I've three children, three grandchildren, I work, I travel, and
I've three children, three grandchildren, I work, I travel, and I'm very happily married. I'm very satisfied and happy with my life and there really isn't anything I want.
Hear the words of Joan Collins, who declared: “I've three children, three grandchildren, I work, I travel, and I'm very happily married. I'm very satisfied and happy with my life and there really isn't anything I want.” At first, this statement appears as a simple description of blessings counted. Yet within its calm certainty lies a treasure of wisdom: that true fulfillment does not lie in endless striving, but in the balance of love, labor, and gratitude. To say “there really isn’t anything I want” is no small claim—it is the ancient dream of contentment realized.
The presence of children and grandchildren is the echo of one’s life beyond the self. They are the living legacy, the continuation of the story, the proof that one’s love and care ripple through the generations. To mention them first is not accidental: it reminds us that joy is found not in possessions, but in people. The ancients too placed family as the foundation of contentment, for he who nurtures his lineage plants trees under whose shade he may never sit, yet whose branches shelter the future.
Yet Collins also speaks of work. She does not rest solely on family or on memory, but continues to labor, to create, to offer her gifts to the world. For the soul with no work soon withers, and the mind with no purpose soon grows restless. The ancients praised not idleness, but the harmony of useful labor and earned rest. To work while content is not a burden but a blessing, for it keeps the spirit strong and the heart alive.
She speaks too of travel, the movement of the body across lands and the movement of the spirit across experiences. To travel is to remain curious, to seek freshness, to drink from many streams of life. It shows us that satisfaction is not stagnation: even the content soul may wander, not in search of what is missing, but in gratitude for the abundance of the world. For one may be complete within and still delight in the variety beyond.
And then she declares the treasure at the heart: she is happily married. This is the companion’s gift, the lifelong bond that steadies the years. The ancients spoke often of friendship and love as anchors of a flourishing life. For what use are children, work, or travel if the heart is lonely? To have found a partner of joy, to share the burdens and the delights—that is a crown upon life’s labor. It is no wonder she proclaims herself satisfied, for love gives meaning to all the rest.
The origin of such wisdom lies not in chance but in long endurance. Joan Collins has lived through triumphs and losses, through youth and age, through seasons of abundance and of trial. To stand at such a place and declare “there really isn’t anything I want” is to bear witness to a life well-balanced, where desires have ripened into gratitude. It is the same wisdom that kings and sages sought, yet seldom found: the art of being satisfied.
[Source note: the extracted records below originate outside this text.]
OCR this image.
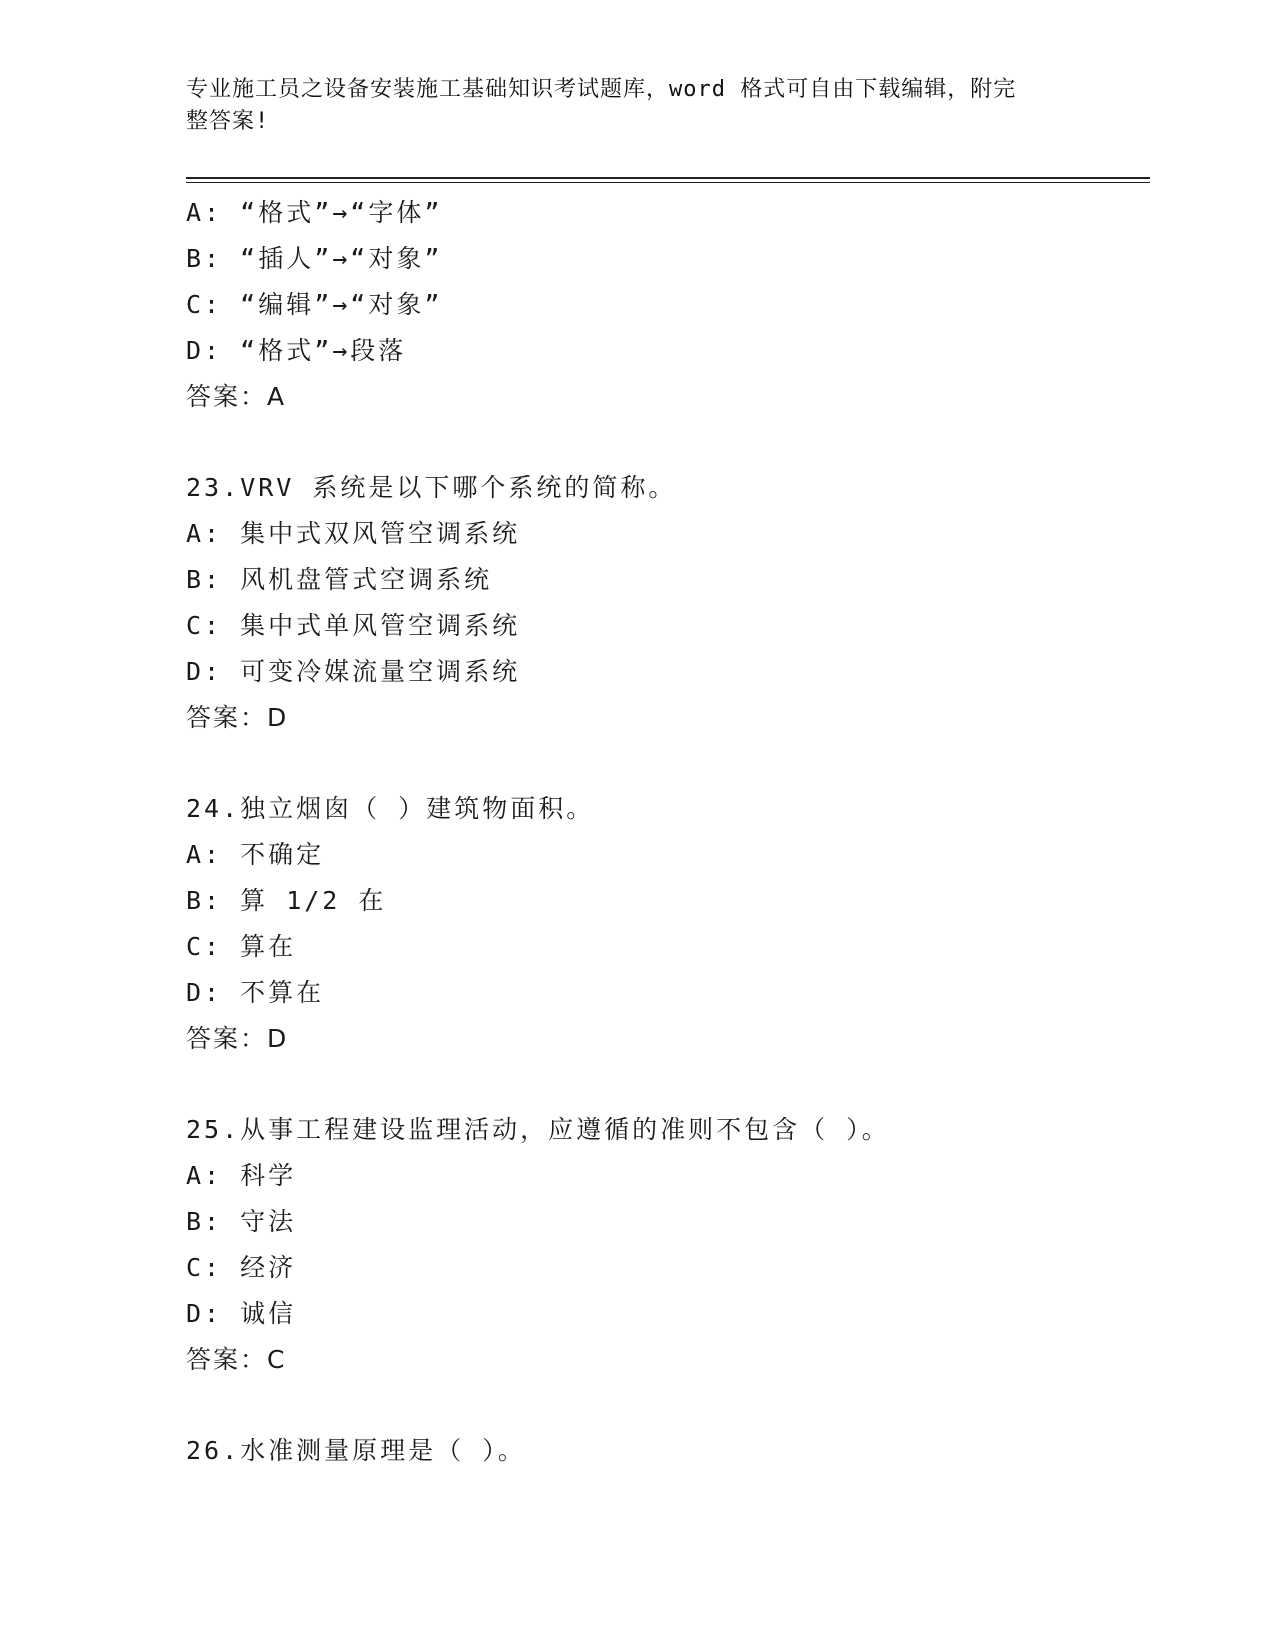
专业施工员之设备安装施工基础知识考试题库，word 格式可自由下载编辑，附完
整答案!
A: “格式”→“字体”
B: “插人”→“对象”
C: “编辑”→“对象”
D: “格式”→段落
答案：A
23.VRV 系统是以下哪个系统的简称。
A: 集中式双风管空调系统
B: 风机盘管式空调系统
C: 集中式单风管空调系统
D: 可变冷媒流量空调系统
答案：D
24.独立烟囱（ ）建筑物面积。
A: 不确定
B: 算 1/2 在
C: 算在
D: 不算在
答案：D
25.从事工程建设监理活动，应遵循的准则不包含（ ）。
A: 科学
B: 守法
C: 经济
D: 诚信
答案：C
26.水准测量原理是（ ）。
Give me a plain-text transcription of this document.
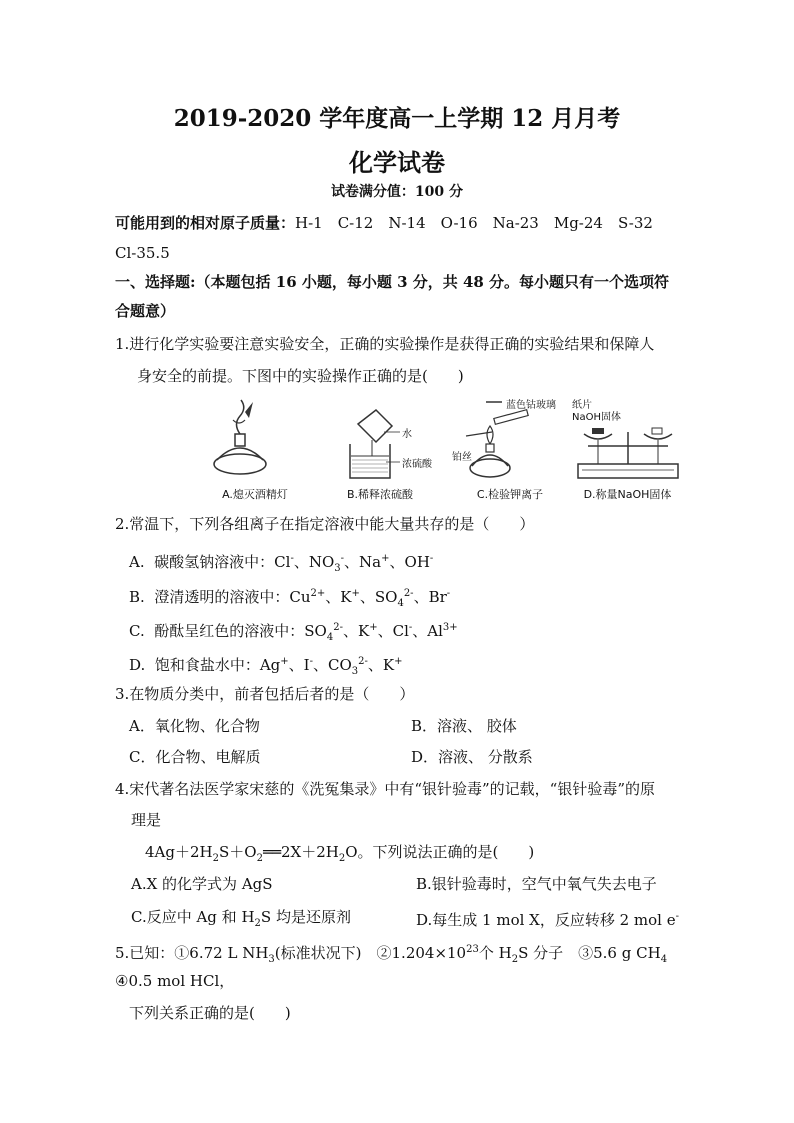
2019-2020 学年度高一上学期 12 月月考
化学试卷
试卷满分值：100 分
可能用到的相对原子质量：H-1　C-12　N-14　O-16　Na-23　Mg-24　S-32
Cl-35.5
一、选择题:（本题包括 16 小题，每小题 3 分，共 48 分。每小题只有一个选项符
合题意）
1.进行化学实验要注意实验安全，正确的实验操作是获得正确的实验结果和保障人
身安全的前提。下图中的实验操作正确的是(　　)
A.熄灭酒精灯
水
浓硫酸
B.稀释浓硫酸
蓝色钴玻璃
铂丝
C.检验钾离子
纸片
NaOH固体
D.称量NaOH固体
2.常温下，下列各组离子在指定溶液中能大量共存的是（　　）
A. 碳酸氢钠溶液中：Cl-、$NO_3^-$、Na+、OH-
B. 澄清透明的溶液中：$Cu^{2+}$、K+、$SO_4^{2-}$、Br-
C. 酚酞呈红色的溶液中：$SO_4^{2-}$、K+、Cl-、$Al^{3+}$
D. 饱和食盐水中：Ag+、I-、$CO_3^{2-}$、K+
3.在物质分类中，前者包括后者的是（　　）
A．氧化物、化合物	B．溶液、 胶体
C．化合物、电解质	D．溶液、 分散系
4.宋代著名法医学家宋慈的《洗冤集录》中有“银针验毒”的记载，“银针验毒”的原
理是
$4Ag+2H_2S+O_2══2X+2H_2O$。下列说法正确的是(　　)
A.X 的化学式为 AgS	B.银针验毒时，空气中氧气失去电子
C.反应中 Ag 和 $H_2S$ 均是还原剂	D.每生成 1 mol X，反应转移 2 mol e-
5.已知：①6.72 L $NH_3$(标准状况下)　$②1.204\times 10^{23}$个 $H_2S$ 分子　③5.6 g $CH_4$
④0.5 mol HCl，
下列关系正确的是(　　)
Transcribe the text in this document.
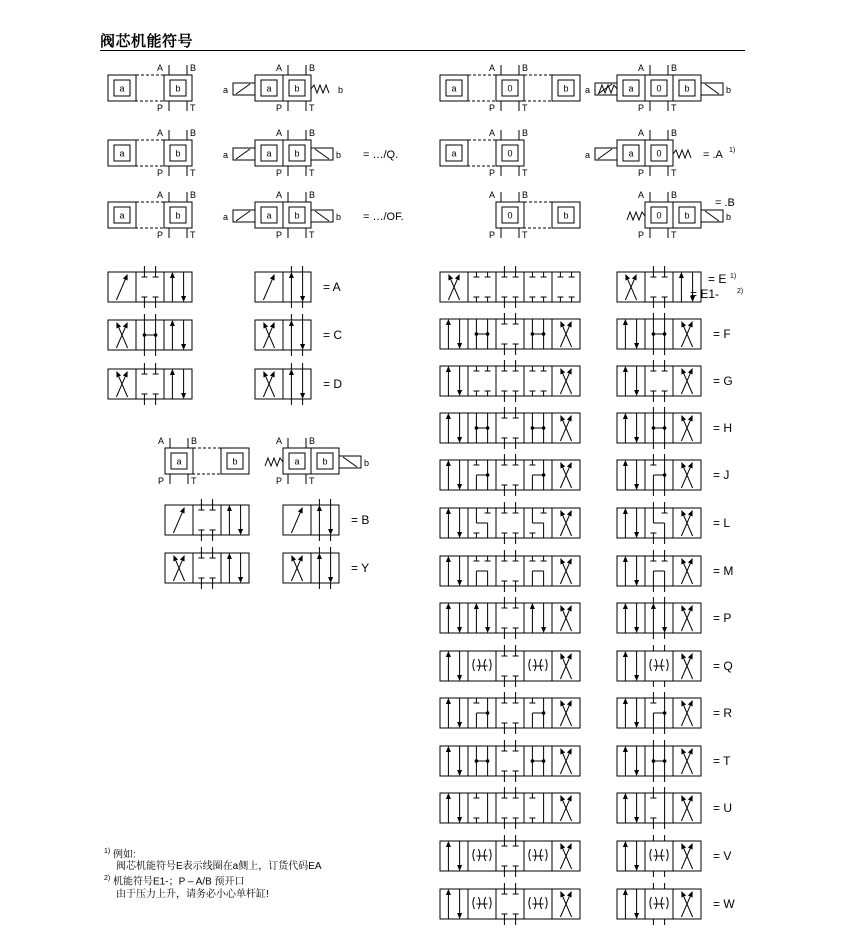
阀芯机能符号
a	b
A	B
P	T
a	b
A	B
P	T
a	b
A	B
P	T
a	b
A	B
P	T
a	b
a	b
A	B
P	T
a	b = …/Q.
a	b
A	B
P	T
a	b = …/OF.
a	0	b
A	B
P	T
a	0
A	B
P	T
0	b
A	B
P	T
a	0	b
A	B
P	T
a	b
a	0
A	B
P	T
a	= .A 1)
0	b
A	B
P	T
b
= .B
a	b
A	B
P	T
a	b
A	B
P	T
b
= A
= C
= D
= B
= Y
= E 1)
= E1-	2)
= F
= G
= H
= J
= L
= M
= P
= Q
= R
= T
= U
= V
= W
$^{1)}$ 例如:
阀芯机能符号E表示线圈在a侧上，订货代码EA
$^{2)}$ 机能符号E1-；P – A/B 预开口
由于压力上升，请务必小心单杆缸!
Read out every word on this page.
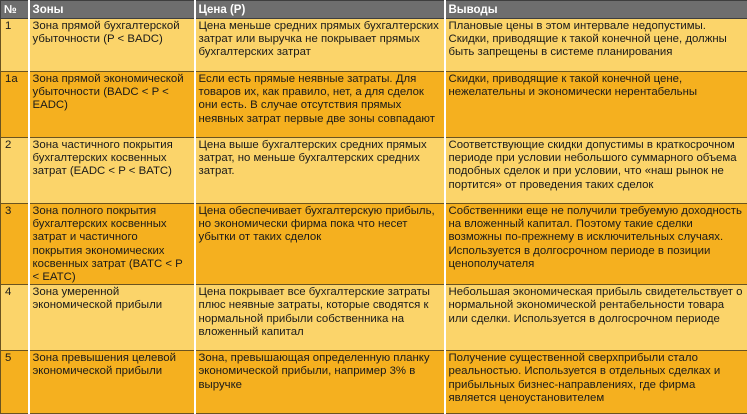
№	Зоны	Цена (Р)	Выводы
1	Зона прямой бухгалтерской убыточности (P < BADC)	Цена меньше средних прямых бухгалтерских затрат или выручка не покрывает прямых бухгалтерских затрат	Плановые цены в этом интервале недопустимы. Скидки, приводящие к такой конечной цене, должны быть запрещены в системе планирования
1a	Зона прямой экономической убыточности (BADC < P < EADC)	Если есть прямые неявные затраты. Для товаров их, как правило, нет, а для сделок они есть. В случае отсутствия прямых неявных затрат первые две зоны совпадают	Скидки, приводящие к такой конечной цене, нежелательны и экономически нерентабельны
2	Зона частичного покрытия бухгалтерских косвенных затрат (EADC < P < BATC)	Цена выше бухгалтерских средних прямых затрат, но меньше бухгалтерских средних затрат.	Соответствующие скидки допустимы в краткосрочном периоде при условии небольшого суммарного объема подобных сделок и при условии, что «наш рынок не портится» от проведения таких сделок
3	Зона полного покрытия бухгалтерских косвенных затрат и частичного покрытия экономических косвенных затрат (BATC < P < EATC)	Цена обеспечивает бухгалтерскую прибыль, но экономически фирма пока что несет убытки от таких сделок	Собственники еще не получили требуемую доходность на вложенный капитал. Поэтому такие сделки возможны по-прежнему в исключительных случаях. Используется в долгосрочном периоде в позиции ценополучателя
4	Зона умеренной экономической прибыли	Цена покрывает все бухгалтерские затраты плюс неявные затраты, которые сводятся к нормальной прибыли собственника на вложенный капитал	Небольшая экономическая прибыль свидетельствует о нормальной экономической рентабельности товара или сделки. Используется в долгосрочном периоде
5	Зона превышения целевой экономической прибыли	Зона, превышающая определенную планку экономической прибыли, например 3% в выручке	Получение существенной сверхприбыли стало реальностью. Используется в отдельных сделках и прибыльных бизнес-направлениях, где фирма является ценоустановителем
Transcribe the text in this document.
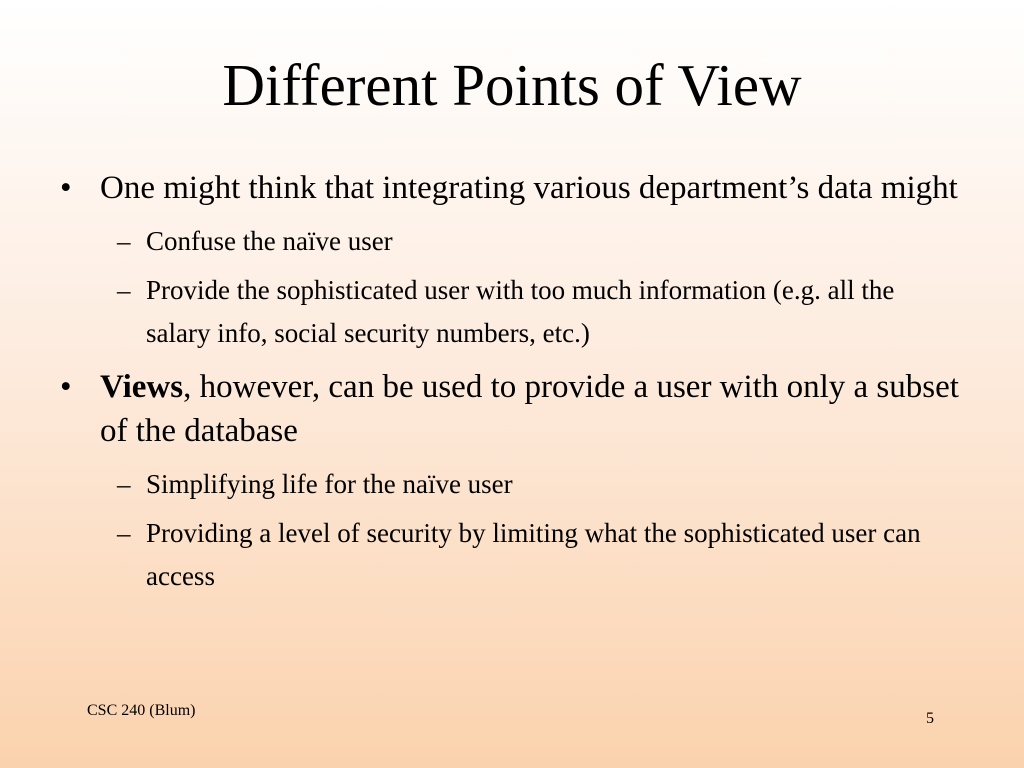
Different Points of View
• One might think that integrating various department’s data might
– Confuse the naïve user
– Provide the sophisticated user with too much information (e.g. all the salary info, social security numbers, etc.)
• Views, however, can be used to provide a user with only a subset of the database
– Simplifying life for the naïve user
– Providing a level of security by limiting what the sophisticated user can access
CSC 240 (Blum)	5
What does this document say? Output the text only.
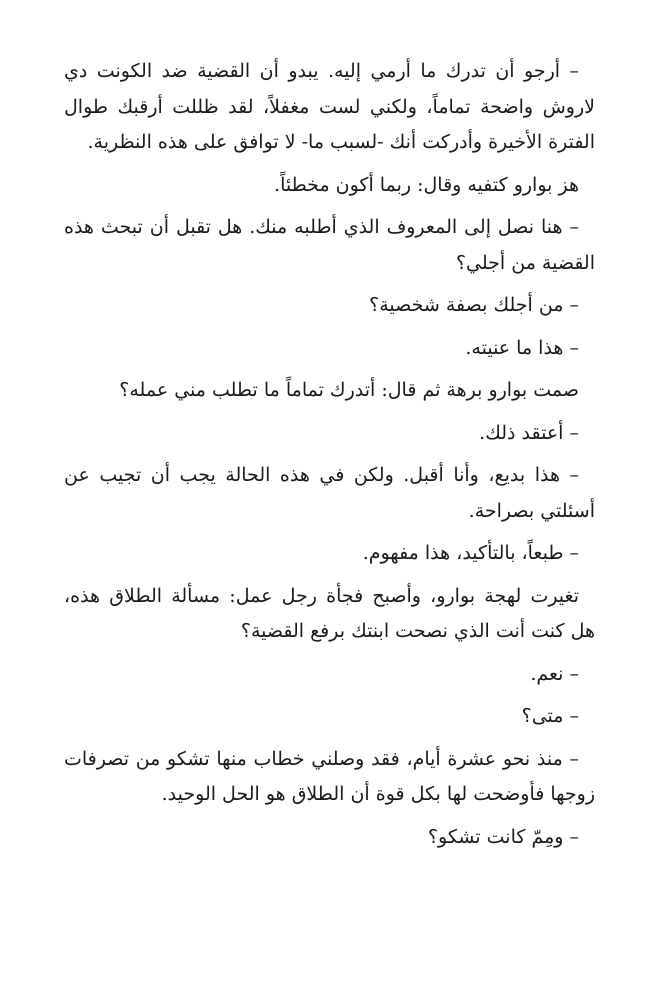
– أرجو أن تدرك ما أرمي إليه. يبدو أن القضية ضد الكونت دي لاروش واضحة تماماً، ولكني لست مغفلاً، لقد ظللت أرقبك طوال الفترة الأخيرة وأدركت أنك -لسبب ما- لا توافق على هذه النظرية.

هز بوارو كتفيه وقال: ربما أكون مخطئاً.

– هنا نصل إلى المعروف الذي أطلبه منك. هل تقبل أن تبحث هذه القضية من أجلي؟

– من أجلك بصفة شخصية؟

– هذا ما عنيته.

صمت بوارو برهة ثم قال: أتدرك تماماً ما تطلب مني عمله؟

– أعتقد ذلك.

– هذا بديع، وأنا أقبل. ولكن في هذه الحالة يجب أن تجيب عن أسئلتي بصراحة.

– طبعاً، بالتأكيد، هذا مفهوم.

تغيرت لهجة بوارو، وأصبح فجأة رجل عمل: مسألة الطلاق هذه، هل كنت أنت الذي نصحت ابنتك برفع القضية؟

– نعم.

– متى؟

– منذ نحو عشرة أيام، فقد وصلني خطاب منها تشكو من تصرفات زوجها فأوضحت لها بكل قوة أن الطلاق هو الحل الوحيد.

– ومِمّ كانت تشكو؟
The lesson, then, is clear: do not seek endlessly for more, but tend to the essentials. Nurture your family, honor your work, keep curiosity alive through travel, cherish the bond of love, and above all, cultivate gratitude for the life you already possess. In practical terms: spend more time with loved ones, invest yourself in work that has meaning, seek out new experiences without greed, and honor the relationships that sustain you. These are the true riches, and they outlast the fleeting luster of gold.
Therefore, children of tomorrow, heed the counsel hidden in these words. Contentment is not the absence of desire but the fullness of gratitude. When you can look upon your days and say, “there really isn’t anything I want,” you have touched the summit of human happiness. Strive not for endless gain, but for balance, for harmony, for joy in what is already yours. For the satisfied heart is the strongest fortress, and the grateful soul the richest treasure on earth.